I’ve written numerous times on the tremendous potential of health data to transform both medical research and practice, but privacy concerns remain considerable. Much of the discussion around the security of medical data is our ability to de-identify data, thus making the ‘good stuff’ available whilst not denying privacy to the patient themselves.
The concept of de-identification is a simple one, and aims to ensure that information and identity are decoupled. Except a recent study suggests that things might not be so straightforward. The authors found that patients can be relatively easily re-identified, usually without decryption.
The process used by the team involves linking the unencrypted parts of their record with information that is known about the individual.

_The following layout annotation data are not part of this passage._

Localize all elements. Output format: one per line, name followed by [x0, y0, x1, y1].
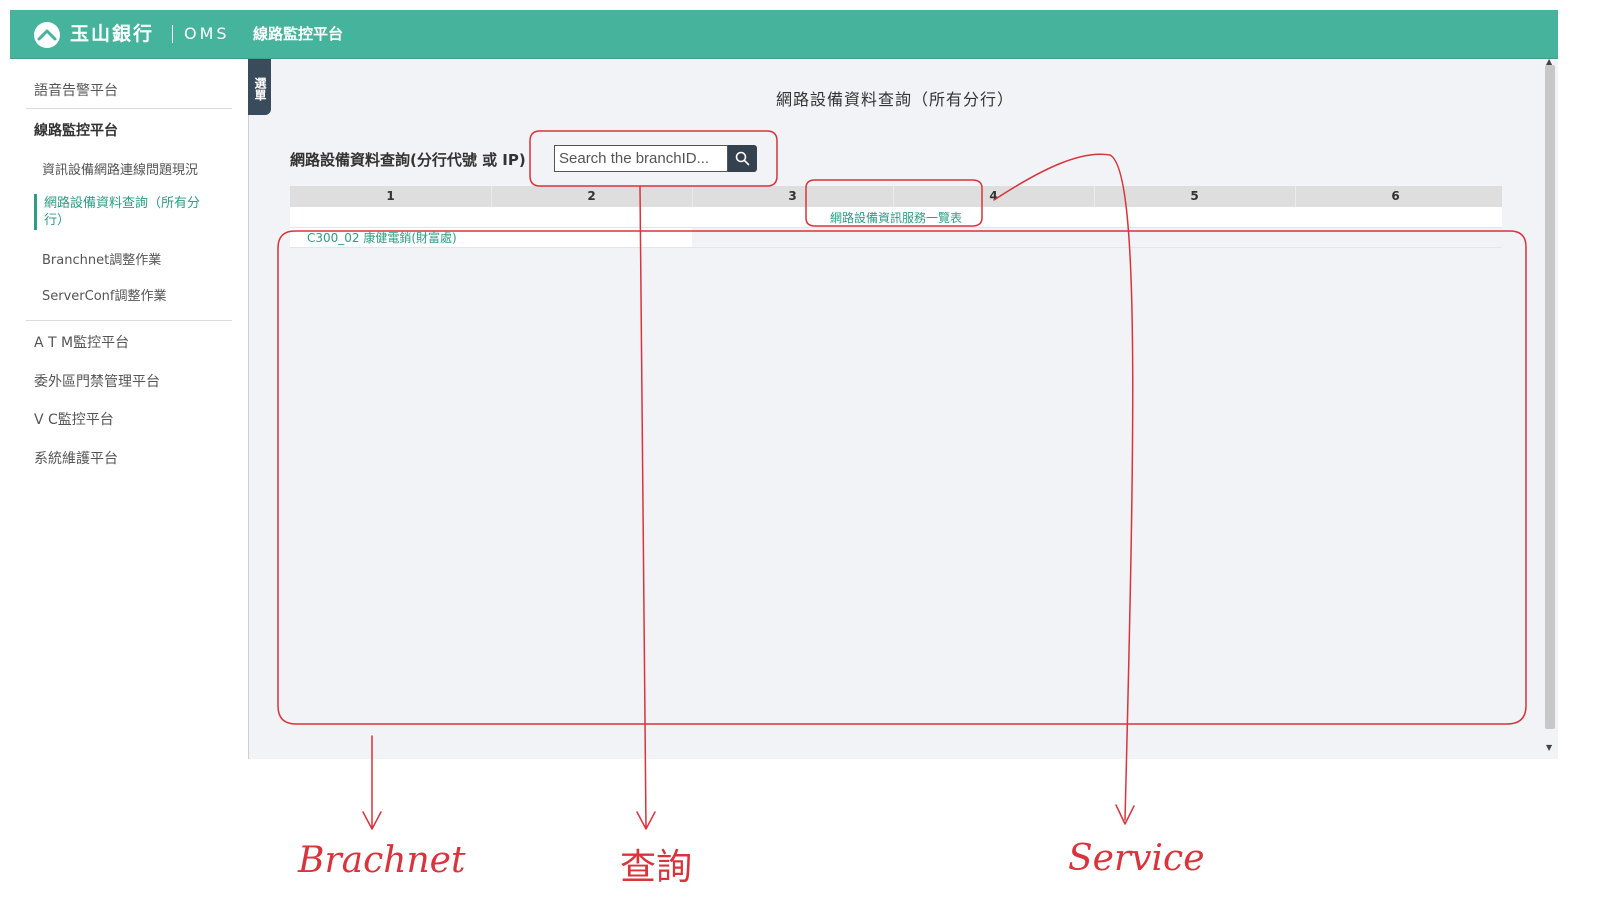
sidebar-item-system-maintenance[interactable]: 系統維護平台 [34, 448, 118, 468]
system-name: OMS [184, 24, 230, 43]
scroll-down-arrow-icon[interactable]: ▼ [1546, 743, 1552, 752]
column-header: 2 [587, 189, 596, 203]
annotation-service: Service [1068, 838, 1205, 879]
annotation-brachnet: Brachnet [298, 840, 466, 881]
sidebar-item-vc-monitor[interactable]: V C監控平台 [34, 409, 114, 429]
column-header: 3 [788, 189, 797, 203]
sidebar-item-atm-monitor[interactable]: A T M監控平台 [34, 332, 129, 352]
sidebar-item-serverconf[interactable]: ServerConf調整作業 [42, 285, 166, 304]
sidebar-divider [26, 108, 232, 109]
search-label: 網路設備資料查詢(分行代號 或 IP) [290, 151, 526, 169]
sidebar-item-voice-alert[interactable]: 語音告警平台 [34, 80, 118, 100]
top-navbar: 玉山銀行 OMS 線路監控平台 [10, 10, 1558, 59]
column-header: 1 [386, 189, 395, 203]
main-panel: 網路設備資料查詢（所有分行） 網路設備資料查詢(分行代號 或 IP) 1 2 3… [249, 57, 1558, 759]
sidebar-item-device-query[interactable]: 網路設備資料查詢（所有分行） [44, 195, 214, 229]
table-row: 網路設備資訊服務一覽表 [290, 207, 1502, 228]
vertical-scrollbar[interactable] [1545, 65, 1555, 729]
search-input[interactable] [554, 145, 728, 172]
brand-divider [172, 25, 173, 43]
branch-link[interactable]: C300_02 康健電銷(財富處) [307, 229, 457, 246]
sidebar: 語音告警平台 線路監控平台 資訊設備網路連線問題現況 網路設備資料查詢（所有分行… [10, 59, 249, 759]
annotation-query: 查詢 [620, 847, 693, 888]
platform-title[interactable]: 線路監控平台 [253, 20, 343, 48]
search-icon [735, 151, 750, 166]
bank-logo-icon [34, 22, 60, 48]
sidebar-item-line-monitor[interactable]: 線路監控平台 [34, 120, 118, 140]
sidebar-item-access-control[interactable]: 委外區門禁管理平台 [34, 371, 160, 391]
sidebar-divider [26, 320, 232, 321]
brand-name: 玉山銀行 [70, 23, 155, 45]
search-button[interactable] [728, 145, 757, 172]
sidebar-item-connection-status[interactable]: 資訊設備網路連線問題現況 [42, 159, 198, 178]
table-row: C300_02 康健電銷(財富處) [290, 228, 1502, 248]
page-title: 網路設備資料查詢（所有分行） [775, 90, 1014, 109]
column-header: 5 [1190, 189, 1199, 203]
column-header: 4 [989, 189, 998, 203]
table-cell: C300_02 康健電銷(財富處) [290, 228, 692, 247]
service-list-link[interactable]: 網路設備資訊服務一覽表 [290, 209, 1502, 226]
menu-toggle-tab[interactable]: 選單 [248, 59, 271, 115]
active-indicator [34, 194, 37, 230]
sidebar-item-branchnet[interactable]: Branchnet調整作業 [42, 249, 161, 268]
grid-header: 1 2 3 4 5 6 [290, 186, 1502, 207]
column-header: 6 [1391, 189, 1400, 203]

The results are similar to other studies, all of which show that seemingly mundane facts can be enough to isolate an individual, with a decrease in the precision of the data can reduce the risk of re-identification, albeit at the cost of the data’s utility.
The uniqueness of patients
The first step in re-identifying someone is to understand their uniqueness. The researchers chose childbirth as a simple and common medical procedure to test their hypothesis on. Many people will be easily identifiable from public information, such as their date of birth or the date of delivery. The researchers were able to find unique records for several high profile Australians using this approach alone.
Suffice to say, this is a relatively blunt instrument, but the researchers were then able to cross-reference this initial dataset with a second showing population-wide billing frequencies. This can help to highlight whether a patient is unique in the population.
This then feeds into the second step, which examines the uniqueness of the individual according to characteristics from commercial datasets that may or may not be available directly, such as a pharmaceutical company database. This means that pharma companies, your bank or insurer might be able to easily re-identify you using the data they own.
Whilst there is no guarantee of re-identification using these methods, it certainly provides the opportunity for re-identification. When put into this context, it does beg the question of how valuable claims by companies such as DeepMind are when they trumpet the de-identification of data used to feed their algorithms.
What can we do?
As I’ve said many times, I do think the sharing of medical data can deliver huge advances in both treatment and research, so how can we ensure that data is shared whilst privacy maintained?
The authors are not optimistic. They suggest that most de-identification methods are bound to fail, due in large part to the inherent inconsistencies of their aims. It’s incredibly difficult to both maintain privacy and publish detailed individual records.
“Some data can be safely published online, such as information about government, aggregations of large collections of material, or data that is differentially private,” they say. “For sensitive, complex data about individuals, a much more controlled release in a secure research environment is a better solution.”
There have been various recommendations, such as the ‘trusted user’ model, whilst dynamic consent aims to give individuals greater control over their data and how it’s used. There has even been a proposal by the Australian government to criminalize re-identification of data. Of course, that places the emphasis on the re-identification process rather than the poor de-identification in the first place and rather attempts to hide the problem than solve it.
“Our hope is that this research contributes to a fair, open, scientific and constructive discussion about open data sharing and patient privacy,” the authors conclude.